Verification (via rejection sampling)

We verify that the sampling procedure is by comparing it to approximatively correct data. We use rejection sampling to collect the ground truth data, i.e. we sample data-points from the prior distribution, and reject all those for which the observation error is higher than a predefined threshold $\| \mathbf C\mathbf x-\mathbf d \|_\infty > 0.01$.

Rejection sampling is not a good way to solve the problem itself because there is a strong tradeoff (controlled by the rejection error threshold) between the precision of the posterior data and the computational time required to sample it. However, it serves perfectly for the purpose of validating our analytical solution which, should it be proven correct, is both faster and more precise.

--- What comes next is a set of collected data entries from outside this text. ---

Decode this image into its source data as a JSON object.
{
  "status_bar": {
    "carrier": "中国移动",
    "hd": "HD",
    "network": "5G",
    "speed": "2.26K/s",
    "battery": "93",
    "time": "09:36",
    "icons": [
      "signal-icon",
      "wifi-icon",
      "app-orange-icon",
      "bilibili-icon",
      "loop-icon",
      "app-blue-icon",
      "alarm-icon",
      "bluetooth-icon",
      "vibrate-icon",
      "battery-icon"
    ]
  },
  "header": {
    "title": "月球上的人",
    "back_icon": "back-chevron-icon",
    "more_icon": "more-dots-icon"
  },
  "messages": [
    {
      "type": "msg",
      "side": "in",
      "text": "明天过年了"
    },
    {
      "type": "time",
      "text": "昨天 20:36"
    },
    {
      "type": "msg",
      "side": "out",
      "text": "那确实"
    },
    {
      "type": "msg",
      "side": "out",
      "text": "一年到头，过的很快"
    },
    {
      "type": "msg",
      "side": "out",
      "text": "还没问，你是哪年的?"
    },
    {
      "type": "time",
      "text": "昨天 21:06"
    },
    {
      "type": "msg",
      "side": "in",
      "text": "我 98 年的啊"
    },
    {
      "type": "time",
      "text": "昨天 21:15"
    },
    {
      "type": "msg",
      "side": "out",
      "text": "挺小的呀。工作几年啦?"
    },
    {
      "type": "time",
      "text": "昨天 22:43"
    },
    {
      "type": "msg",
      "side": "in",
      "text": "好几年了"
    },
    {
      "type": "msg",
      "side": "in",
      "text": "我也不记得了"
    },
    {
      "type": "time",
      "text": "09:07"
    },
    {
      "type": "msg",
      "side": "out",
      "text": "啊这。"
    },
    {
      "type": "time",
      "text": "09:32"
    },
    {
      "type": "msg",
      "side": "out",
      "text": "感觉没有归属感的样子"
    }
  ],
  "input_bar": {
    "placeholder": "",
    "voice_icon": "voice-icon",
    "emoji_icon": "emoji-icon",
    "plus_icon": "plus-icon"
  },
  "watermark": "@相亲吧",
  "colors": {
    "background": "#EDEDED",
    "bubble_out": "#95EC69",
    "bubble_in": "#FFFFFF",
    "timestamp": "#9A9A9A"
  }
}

If our solution is correct, the posterior data graphs should look similar.

In [8]:
# Rejection sampling posterior samples
n = 0
X_post_rej = []
while n < ndata:
    X = cg.sample_prior(ndata)
    error = np.dot(C, X.T) - d[:, np.newaxis]
    accepted = la.norm(error, np.inf, axis=0) <= .01
    X_post_rej.append(X[accepted, :])
    n += accepted.sum()
X_post_rej = np.vstack(X_post_rej)

# NOTE that the more constraints the are, the less similar the graphs will be
pairplot(X_post_rej, 'Rejection sampling posterior data $\{x_k \mid Cx_k \simeq d\}_k$')